Schneeberger Korbinian, Malde Ketil, Coward Eivind, Jonassen Inge
Computational Biology Unit, University of Bergen Bergen, Norway.
Nucleic Acids Res. 2005 Apr 14;33(7):2176-80. doi: 10.1093/nar/gki511. Print 2005.
A problem in EST clustering is the presence of repeat sequences. To avoid false matches, repeats have to be masked. This can be a time-consuming process, and it depends on available repeat libraries. We present a fast and effective method that aims to eliminate the problems repeats cause in the process of clustering.
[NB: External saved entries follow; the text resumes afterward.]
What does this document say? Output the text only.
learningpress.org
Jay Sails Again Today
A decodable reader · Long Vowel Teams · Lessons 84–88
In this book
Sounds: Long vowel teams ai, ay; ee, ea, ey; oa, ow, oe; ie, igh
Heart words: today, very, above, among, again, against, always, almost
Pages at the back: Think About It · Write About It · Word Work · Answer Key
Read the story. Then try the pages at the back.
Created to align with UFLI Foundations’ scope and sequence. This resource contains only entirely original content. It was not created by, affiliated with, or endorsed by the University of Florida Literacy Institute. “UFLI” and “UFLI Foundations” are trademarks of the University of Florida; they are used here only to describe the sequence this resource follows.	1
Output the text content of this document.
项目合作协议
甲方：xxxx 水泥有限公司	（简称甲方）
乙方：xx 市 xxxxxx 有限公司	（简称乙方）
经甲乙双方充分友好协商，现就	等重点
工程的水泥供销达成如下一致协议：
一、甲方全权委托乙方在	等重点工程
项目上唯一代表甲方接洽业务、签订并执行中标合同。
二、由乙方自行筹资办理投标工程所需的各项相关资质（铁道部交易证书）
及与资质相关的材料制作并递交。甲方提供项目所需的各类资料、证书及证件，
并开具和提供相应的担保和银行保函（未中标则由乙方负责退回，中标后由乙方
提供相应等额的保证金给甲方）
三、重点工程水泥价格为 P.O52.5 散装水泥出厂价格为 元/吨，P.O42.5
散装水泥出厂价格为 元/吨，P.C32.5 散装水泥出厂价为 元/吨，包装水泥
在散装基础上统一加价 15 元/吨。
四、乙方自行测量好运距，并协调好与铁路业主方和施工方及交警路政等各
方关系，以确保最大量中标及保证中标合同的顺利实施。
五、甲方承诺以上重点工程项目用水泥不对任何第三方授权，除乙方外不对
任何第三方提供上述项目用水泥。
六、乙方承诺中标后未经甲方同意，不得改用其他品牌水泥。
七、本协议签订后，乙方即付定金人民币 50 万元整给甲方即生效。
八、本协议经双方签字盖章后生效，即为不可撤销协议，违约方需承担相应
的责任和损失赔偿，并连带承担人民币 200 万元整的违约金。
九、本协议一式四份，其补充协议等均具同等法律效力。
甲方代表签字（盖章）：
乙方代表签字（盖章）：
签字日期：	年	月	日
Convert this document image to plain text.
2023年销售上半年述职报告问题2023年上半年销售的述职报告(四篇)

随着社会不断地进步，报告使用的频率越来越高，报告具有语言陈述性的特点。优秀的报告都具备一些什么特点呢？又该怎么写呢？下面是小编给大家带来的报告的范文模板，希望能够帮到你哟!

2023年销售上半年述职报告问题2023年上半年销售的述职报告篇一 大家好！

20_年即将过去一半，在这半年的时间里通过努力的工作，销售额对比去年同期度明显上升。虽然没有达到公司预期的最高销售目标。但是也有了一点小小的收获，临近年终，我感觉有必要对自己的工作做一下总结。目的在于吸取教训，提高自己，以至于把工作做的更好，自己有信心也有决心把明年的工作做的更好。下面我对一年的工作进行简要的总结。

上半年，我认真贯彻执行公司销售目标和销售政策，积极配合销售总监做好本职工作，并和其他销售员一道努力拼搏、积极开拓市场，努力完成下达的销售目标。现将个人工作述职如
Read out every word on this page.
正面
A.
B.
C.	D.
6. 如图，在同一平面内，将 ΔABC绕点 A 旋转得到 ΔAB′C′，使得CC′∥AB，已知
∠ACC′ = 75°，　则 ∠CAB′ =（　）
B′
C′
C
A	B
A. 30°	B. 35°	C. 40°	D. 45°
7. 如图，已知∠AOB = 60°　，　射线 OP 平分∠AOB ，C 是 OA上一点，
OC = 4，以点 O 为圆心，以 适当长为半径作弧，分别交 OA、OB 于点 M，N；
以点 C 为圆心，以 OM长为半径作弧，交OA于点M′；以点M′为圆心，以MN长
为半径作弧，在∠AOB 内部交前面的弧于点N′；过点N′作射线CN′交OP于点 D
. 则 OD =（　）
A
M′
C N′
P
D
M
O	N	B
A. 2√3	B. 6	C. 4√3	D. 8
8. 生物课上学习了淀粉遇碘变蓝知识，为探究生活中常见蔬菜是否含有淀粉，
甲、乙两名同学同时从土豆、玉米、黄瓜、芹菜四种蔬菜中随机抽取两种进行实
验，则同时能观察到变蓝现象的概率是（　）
Unlike traditional methods, repeats are inferred directly from the EST data, we do not rely on any external library of known repeats. This makes the method especially suitable for analysing the ESTs from organisms without good repeat libraries. We demonstrate that the result is very similar to performing standard repeat masking before clustering.
EST聚类中的一个问题是存在重复序列。为避免错误匹配,必须对重复序列进行屏蔽。这可能是一个耗时的过程,并且取决于可用的重复序列库。我们提出了一种快速有效的方法,旨在消除重复序列在聚类过程中引起的问题。与传统方法不同,重复序列是直接从EST数据中推断出来的,我们不依赖任何已知重复序列的外部库。这使得该方法特别适用于分析来自没有良好重复序列库的生物体的EST。我们证明,结果与在聚类前进行标准重复序列屏蔽非常相似。